Depression and Bipolar Disorders in Patients With Alcohol Use Disorders
Citalopram was studied in patients randomly assigned to receive citalopram or placebo for alcohol abuse or dependence.40 Patients in the citalopram group had more days of drinking and showed little change in frequency of alcohol consumption. There was no improvement in depression severity in the citalopram group relative to the placebo group. Citalopram also has been studied in combination with naltrexone.41 Patients with depression and alcohol dependence were randomly assigned to receive either citalopram or placebo, as well as naltrexone. There were no significant differences in depression severity or drinking outcomes.
Treating depression with selective serotonin reuptake inhibitors (SSRIs) had variable results. Most SSRIs improve depression severity but largely have no effect on drinking outcomes.
Antidepressants
A meta-analysis on the efficacy of antidepressant medications in treating patients with depression and substance abuse revealed that the antidepressants had a somewhat advantageous effect.42 That finding was supported by the Sequenced Treatment Alternatives to Relieve Depression (STAR*D) study.43 About 33% of patients with citalopramtreated major depression endorsed concurrent SUD symptoms, 19% reported diagnosable alcohol use, 6% had other drug abuses, and 5% exhibited both alcohol and drug use. The groups did not differ in time needed to attain a better mood or in rate of response to citalopram.
Patients with citalopram-treated MDD and alcohol or drug abuse responded about as well as those without an SUD. However, those with alcohol and/or drug abuse had reduced rates of remission, and their remission was delayed, as compared with those without alcohol or drug abuse. There were more suicide attempts and psychiatric hospitalizations among the cohort with drug abuse.

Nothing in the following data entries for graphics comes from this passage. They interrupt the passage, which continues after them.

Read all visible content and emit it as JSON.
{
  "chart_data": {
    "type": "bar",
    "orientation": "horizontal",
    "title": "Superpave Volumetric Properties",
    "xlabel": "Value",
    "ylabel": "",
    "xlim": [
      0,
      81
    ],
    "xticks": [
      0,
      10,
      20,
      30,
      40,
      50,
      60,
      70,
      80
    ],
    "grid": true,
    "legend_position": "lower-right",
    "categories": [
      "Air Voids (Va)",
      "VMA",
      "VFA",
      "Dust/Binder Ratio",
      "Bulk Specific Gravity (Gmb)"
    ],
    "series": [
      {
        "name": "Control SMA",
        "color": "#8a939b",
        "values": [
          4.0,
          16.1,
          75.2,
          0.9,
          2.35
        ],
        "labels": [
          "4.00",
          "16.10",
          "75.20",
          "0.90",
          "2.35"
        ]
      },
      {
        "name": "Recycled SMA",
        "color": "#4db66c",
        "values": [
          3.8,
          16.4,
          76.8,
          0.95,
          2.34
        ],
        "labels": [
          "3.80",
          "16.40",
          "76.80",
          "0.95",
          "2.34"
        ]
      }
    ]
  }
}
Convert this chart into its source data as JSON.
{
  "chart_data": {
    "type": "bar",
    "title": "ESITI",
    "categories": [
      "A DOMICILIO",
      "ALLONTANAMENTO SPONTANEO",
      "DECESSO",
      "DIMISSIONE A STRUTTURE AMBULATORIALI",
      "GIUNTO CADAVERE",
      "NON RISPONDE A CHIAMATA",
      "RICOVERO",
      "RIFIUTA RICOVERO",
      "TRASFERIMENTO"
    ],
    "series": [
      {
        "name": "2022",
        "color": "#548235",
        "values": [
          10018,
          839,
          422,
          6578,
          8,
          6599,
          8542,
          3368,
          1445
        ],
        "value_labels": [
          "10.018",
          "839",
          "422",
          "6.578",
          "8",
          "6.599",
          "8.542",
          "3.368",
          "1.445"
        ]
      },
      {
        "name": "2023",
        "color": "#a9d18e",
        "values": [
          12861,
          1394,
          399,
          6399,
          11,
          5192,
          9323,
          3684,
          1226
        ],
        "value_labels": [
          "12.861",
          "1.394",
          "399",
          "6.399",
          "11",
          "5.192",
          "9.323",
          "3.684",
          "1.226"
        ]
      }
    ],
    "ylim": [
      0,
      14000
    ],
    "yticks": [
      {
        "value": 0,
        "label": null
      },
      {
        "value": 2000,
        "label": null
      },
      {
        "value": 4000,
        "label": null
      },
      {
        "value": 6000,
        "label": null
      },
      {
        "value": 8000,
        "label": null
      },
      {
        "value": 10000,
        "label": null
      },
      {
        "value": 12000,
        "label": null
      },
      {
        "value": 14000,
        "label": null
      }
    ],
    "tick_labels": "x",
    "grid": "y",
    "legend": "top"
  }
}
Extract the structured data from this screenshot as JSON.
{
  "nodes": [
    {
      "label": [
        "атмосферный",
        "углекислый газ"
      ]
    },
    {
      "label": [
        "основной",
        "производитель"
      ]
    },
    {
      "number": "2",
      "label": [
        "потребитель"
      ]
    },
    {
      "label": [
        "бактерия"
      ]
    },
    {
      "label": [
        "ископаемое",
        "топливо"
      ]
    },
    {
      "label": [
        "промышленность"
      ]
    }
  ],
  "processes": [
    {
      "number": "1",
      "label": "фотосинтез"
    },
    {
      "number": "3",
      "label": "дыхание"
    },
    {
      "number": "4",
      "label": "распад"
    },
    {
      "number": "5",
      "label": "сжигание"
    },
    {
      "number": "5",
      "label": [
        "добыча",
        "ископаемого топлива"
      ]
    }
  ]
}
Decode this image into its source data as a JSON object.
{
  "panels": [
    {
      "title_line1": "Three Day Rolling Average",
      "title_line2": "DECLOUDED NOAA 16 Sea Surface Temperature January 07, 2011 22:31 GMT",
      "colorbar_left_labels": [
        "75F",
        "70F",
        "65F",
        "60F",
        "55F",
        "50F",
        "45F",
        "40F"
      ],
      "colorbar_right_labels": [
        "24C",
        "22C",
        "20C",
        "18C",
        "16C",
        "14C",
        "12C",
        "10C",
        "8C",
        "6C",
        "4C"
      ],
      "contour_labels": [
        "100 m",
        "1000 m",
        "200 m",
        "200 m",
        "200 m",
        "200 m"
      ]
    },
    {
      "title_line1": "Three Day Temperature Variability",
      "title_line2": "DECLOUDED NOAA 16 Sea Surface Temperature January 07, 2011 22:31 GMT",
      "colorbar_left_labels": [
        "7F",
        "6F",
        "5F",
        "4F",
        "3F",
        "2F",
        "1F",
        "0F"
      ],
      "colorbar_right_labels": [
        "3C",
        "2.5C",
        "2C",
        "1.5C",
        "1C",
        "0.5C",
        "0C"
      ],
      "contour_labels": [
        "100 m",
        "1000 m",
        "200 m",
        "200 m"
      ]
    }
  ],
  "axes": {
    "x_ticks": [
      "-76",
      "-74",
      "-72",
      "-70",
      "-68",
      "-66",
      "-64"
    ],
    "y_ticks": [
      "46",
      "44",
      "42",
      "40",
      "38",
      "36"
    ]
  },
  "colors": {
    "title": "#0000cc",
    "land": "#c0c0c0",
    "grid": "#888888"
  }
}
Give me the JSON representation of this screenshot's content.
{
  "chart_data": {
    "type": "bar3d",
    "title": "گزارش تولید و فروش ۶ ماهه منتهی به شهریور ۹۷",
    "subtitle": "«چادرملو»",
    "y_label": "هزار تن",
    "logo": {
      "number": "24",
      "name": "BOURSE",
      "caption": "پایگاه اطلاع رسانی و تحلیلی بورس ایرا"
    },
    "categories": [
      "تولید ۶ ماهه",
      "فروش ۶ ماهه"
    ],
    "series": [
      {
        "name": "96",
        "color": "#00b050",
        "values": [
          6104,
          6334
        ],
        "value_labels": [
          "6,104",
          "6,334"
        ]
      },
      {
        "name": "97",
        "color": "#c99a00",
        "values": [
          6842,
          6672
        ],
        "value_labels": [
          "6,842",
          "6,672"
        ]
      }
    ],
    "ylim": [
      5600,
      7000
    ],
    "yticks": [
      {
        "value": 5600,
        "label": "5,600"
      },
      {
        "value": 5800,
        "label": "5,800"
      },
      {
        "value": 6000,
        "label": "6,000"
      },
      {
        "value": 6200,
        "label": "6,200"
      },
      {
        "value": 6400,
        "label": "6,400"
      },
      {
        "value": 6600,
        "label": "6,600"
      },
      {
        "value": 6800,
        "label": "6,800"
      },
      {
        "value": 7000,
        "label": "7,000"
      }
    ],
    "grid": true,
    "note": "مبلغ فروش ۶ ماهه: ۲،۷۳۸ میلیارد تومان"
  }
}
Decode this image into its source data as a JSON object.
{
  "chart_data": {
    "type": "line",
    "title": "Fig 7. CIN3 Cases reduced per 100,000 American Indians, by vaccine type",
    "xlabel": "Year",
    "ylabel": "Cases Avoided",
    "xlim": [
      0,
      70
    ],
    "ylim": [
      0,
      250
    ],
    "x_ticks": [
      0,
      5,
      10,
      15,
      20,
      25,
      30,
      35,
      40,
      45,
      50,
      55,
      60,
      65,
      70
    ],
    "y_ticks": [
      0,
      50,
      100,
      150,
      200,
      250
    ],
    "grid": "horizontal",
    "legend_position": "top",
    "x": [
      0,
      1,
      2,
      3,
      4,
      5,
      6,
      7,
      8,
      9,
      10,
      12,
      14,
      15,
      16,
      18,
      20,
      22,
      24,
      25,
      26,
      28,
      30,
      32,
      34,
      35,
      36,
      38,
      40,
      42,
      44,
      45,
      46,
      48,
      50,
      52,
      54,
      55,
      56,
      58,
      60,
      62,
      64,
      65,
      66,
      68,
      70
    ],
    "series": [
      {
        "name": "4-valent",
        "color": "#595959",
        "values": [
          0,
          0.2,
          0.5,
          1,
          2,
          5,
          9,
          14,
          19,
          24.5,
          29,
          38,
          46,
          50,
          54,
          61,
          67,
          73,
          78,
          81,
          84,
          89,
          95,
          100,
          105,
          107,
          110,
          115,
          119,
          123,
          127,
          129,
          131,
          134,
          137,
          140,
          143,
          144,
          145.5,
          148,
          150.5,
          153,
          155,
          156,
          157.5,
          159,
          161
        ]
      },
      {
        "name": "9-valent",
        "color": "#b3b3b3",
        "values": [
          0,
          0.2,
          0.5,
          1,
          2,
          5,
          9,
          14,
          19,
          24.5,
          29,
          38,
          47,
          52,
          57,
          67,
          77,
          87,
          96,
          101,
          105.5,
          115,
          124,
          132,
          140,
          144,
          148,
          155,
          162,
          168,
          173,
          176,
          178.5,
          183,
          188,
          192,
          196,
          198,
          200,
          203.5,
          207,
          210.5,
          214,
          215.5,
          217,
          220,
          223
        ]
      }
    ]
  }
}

Selective serotonin reuptake inhibitors have a reported safety advantage in treating patients with a history of excessive alcohol intake.44 Another advantage is that SSRIs are seldom abused and seldom lower seizure thresholds significantly. Deleterious effects of alcohol on motor skills or cognition are not potentiated. Adverse effects are usually mild, and overdoses are rarely dangerous.
Antidepressant medication decreased depression and diminished the amount of drinking in patients with depression who use alcohol.45 In controlled research of patients with comorbid depression and alcohol dependence, fluoxetine reduced the severity of these conditions. Substantial reductions in depressive symptoms occurred during detoxification and washout in both groups. There was a strong relationship between depression and drinking among people with depression and AUD.
Desipramine can produce similar results, with positive antidepressant drug effects on depression and drinking. Therefore, pharmacotherapy is indicated for patients with depression who abuse ethanol. Research found that alcohol-dependent patients with depression responded to desipramine.46 Desipramine yielded prolonged abstinence in patients with depression who were using alcohol but not in alcohol users without depression.
A study of imipramine use in actively drinking outpatients found decreased alcohol consumption only for those whose depression responded to treatment.47 However, there was no influence on drinking outcome. Patients whose mood improved reported decreased alcohol consumption after imipramine therapy.
Conslusion
People with co-occurring depression and alcohol dependence are optimally treated with pharmacotherapies that address each condition. One investigation randomly assigned alcohol-dependent patients with depression to 14 weeks of treatment with sertraline 200 mg/d, naltrexone 100 mg/d, a combination of the drugs, or placebo.48 The combination treatment produced the best rate of abstinence before a heavy drinking relapse. Also, fewer patients tended to be depressed in the final weeks of treatment when prescribed the combined regimen. Pharmacotherapy is the best approach for both depression and AUDs.